The warning signs have been hard to ignore. For Stellantis’ Dodge, Ram, Chrysler, and Jeep brands, the V-8’s time is almost up, even for the headliner specialty items like the Hellcat-powered musclecars that define the Dodge brand’s contemporary identity. But it appears there is at least a stepping stone along the way to Stellantis’ wide-scale adoption of EVs, in the form of a turbocharged, 3.0-liter I-6 engine that enthusiasts have dubbed the Tornado—and, briefly, that Stellantis itself confirmed was in production at a facility in Mexico.
It all started (as it so often does) when a member on the AllPar enthusiast forums spotted an otherwise snooze-inducing fact sheet on the Stellantis media site about the Saltillo Engine Plant in Mexico. It included a short list of the engines it assembles for Dodge, Ram, and Jeep, including 5.7, 6.2, and 6.4-liter V-8s. But, for a brief period of time, this document had a couple of other tidbits.
In the list of products, it noted a “3.0-liter GMET6 HO” that was “launched on Nov. 22, 2021.” Wait, what? Let’s break down the name, because Mopar folks are probably already latching onto the “GME” part of the codename. That is the FCA/Stellantis Global Medium Engine family, which provides the “Hurricane” 2.0-liter turbocharged I-4 engine for the Giulia, Stelvio, Wrangler, Cherokee, and several Maserati products—and, notably, is the ICE component of the Wrangler 4Xe powertrain.
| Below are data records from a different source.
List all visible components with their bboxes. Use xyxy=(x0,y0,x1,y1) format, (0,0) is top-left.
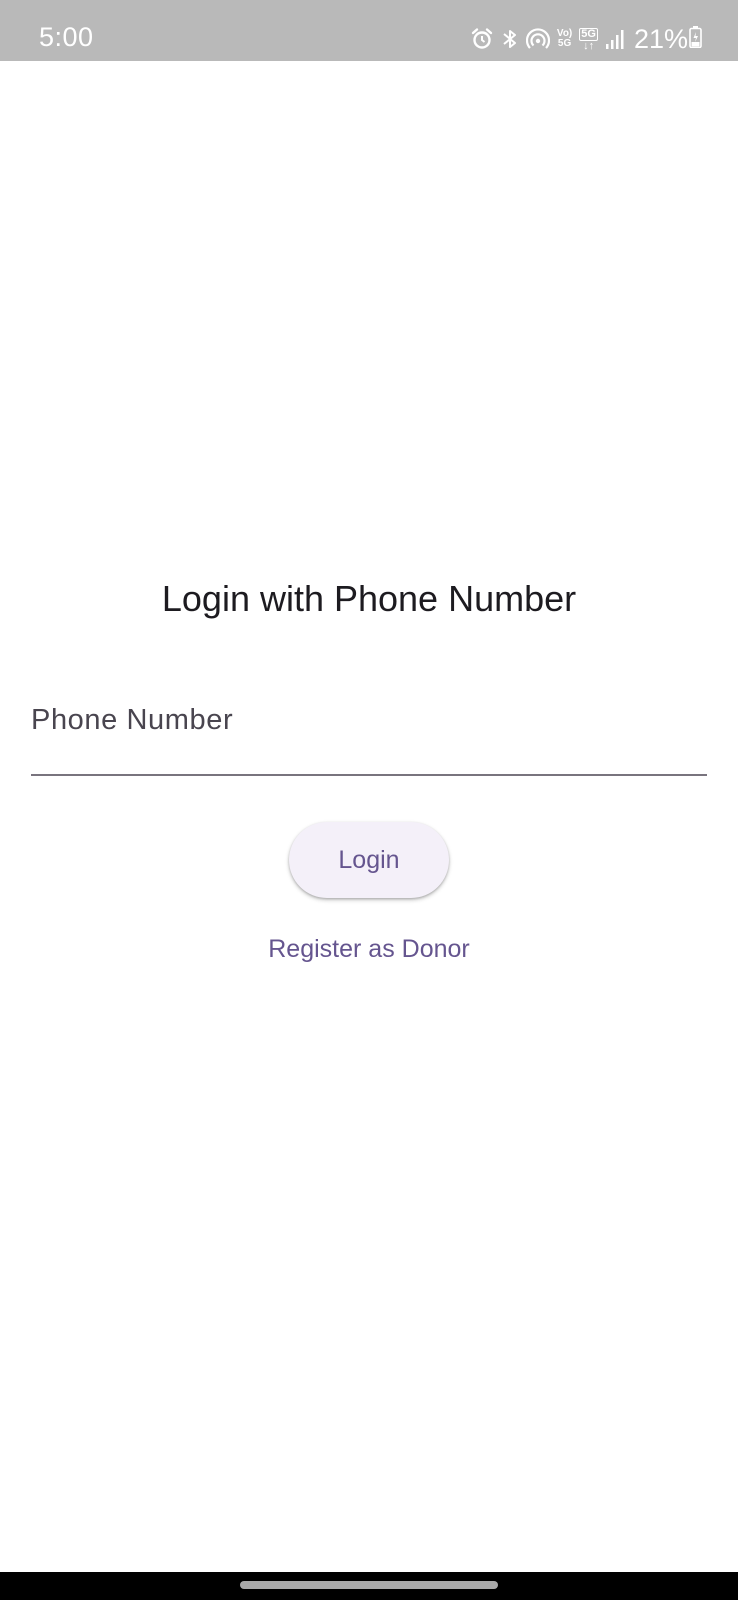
register-as-donor-link[interactable]: Register as Donor xyxy=(0,935,738,964)
bluetooth-icon xyxy=(501,25,519,53)
alarm-icon xyxy=(470,25,494,53)
signal-icon xyxy=(605,25,625,53)
data-arrows-icon: ↓↑ xyxy=(583,39,595,52)
volte-bottom-label: 5G xyxy=(557,38,572,49)
page-title: Login with Phone Number xyxy=(161,578,577,619)
login-button[interactable]: Login xyxy=(289,822,449,898)
network-type-label: 5G xyxy=(579,27,598,41)
status-bar: 5:00 Vo) 5G 5G ↓↑ 21% xyxy=(0,0,738,61)
home-indicator[interactable] xyxy=(240,1581,498,1589)
phone-field-underline xyxy=(31,774,707,776)
login-screen: 5:00 Vo) 5G 5G ↓↑ 21% Login with Phone N… xyxy=(0,0,738,1600)
register-link-label: Register as Donor xyxy=(268,935,470,963)
network-5g-icon: 5G ↓↑ xyxy=(579,25,598,53)
battery-icon xyxy=(689,26,702,53)
phone-number-placeholder: Phone Number xyxy=(31,704,234,736)
phone-number-field[interactable]: Phone Number xyxy=(31,690,707,776)
volte-icon: Vo) 5G xyxy=(557,25,572,53)
status-icons: Vo) 5G 5G ↓↑ 21% xyxy=(470,22,688,56)
hotspot-icon xyxy=(525,25,550,53)
login-button-label: Login xyxy=(338,845,400,874)
status-time: 5:00 xyxy=(39,22,94,52)
battery-percent: 21% xyxy=(633,23,688,54)
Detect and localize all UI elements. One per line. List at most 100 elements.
Add two cylinders to a 2.0-liter I-4 and you get … yup, 3.0 liters.
It’s fairly common for companies to create modular engine families, and with increasing emissions and efficiency regulations, it’s appealing to be able to scale an engine up or down. Jaguar’s Ingenium engine family is one example of the trend, as is the heavy sharing of engineering between Mercedes’ M256 I-6 and the company’s other modern I-4 and diesel products. So it makes a lot of sense that Stellantis is able to leverage the engineering that’s already gone into the GME engine and create something that can take the place of the aging, inefficient V-8 offerings.
That makes the rest of the engine code somewhat self-explanatory. T6 is shorthand for turbocharged I-6, and “HO” stands for “high output”—leading us to believe that there’s likely a low-output variant that’ll be hopped up with some sort of electrification, like the Mercedes M256, perhaps taking the form of the company’s existing eTorque motor-generator light hybrid system. But the HO Tornado seems, to us, to be a performance-oriented version whose most likely mission is to replace the V-8s used in some or all of the company’s products, like Grand Cherokee, Charger, Challenger, and perhaps some Ram 1500 models.
FCA patents from November 2019 show a twin-turbo arrangement, with each turbo feeding three cylinders. Inline-sixes can be good performers, offering smooth power delivery and a great sound. And Chrysler has some experience with high-performance I-6s, particularly the company’s Australian division, which leaned hard into raw performance with the interesting Hemi-6 line of engines, particularly the hot Six-Pack variants.
And the stout and seemingly economy oriented Slant Six has always had its fair share of interest from the hot rod community, and it’s beefy enough to take some boost. The company’s V-8 offerings have always overshadowed its I-6 history, but there’s nothing inherently wrong with the layout. Add a couple of turbos and modern engine controls, and there are plenty of bone-stock I-6 engines today pushing 400 hp, and the contemporary BMW M3 Competition pumps out 503 horsepower without any electrification.
With the engine’s assembly line (at least) already running in Saltillo, one thing is for sure: We’ll know more soon.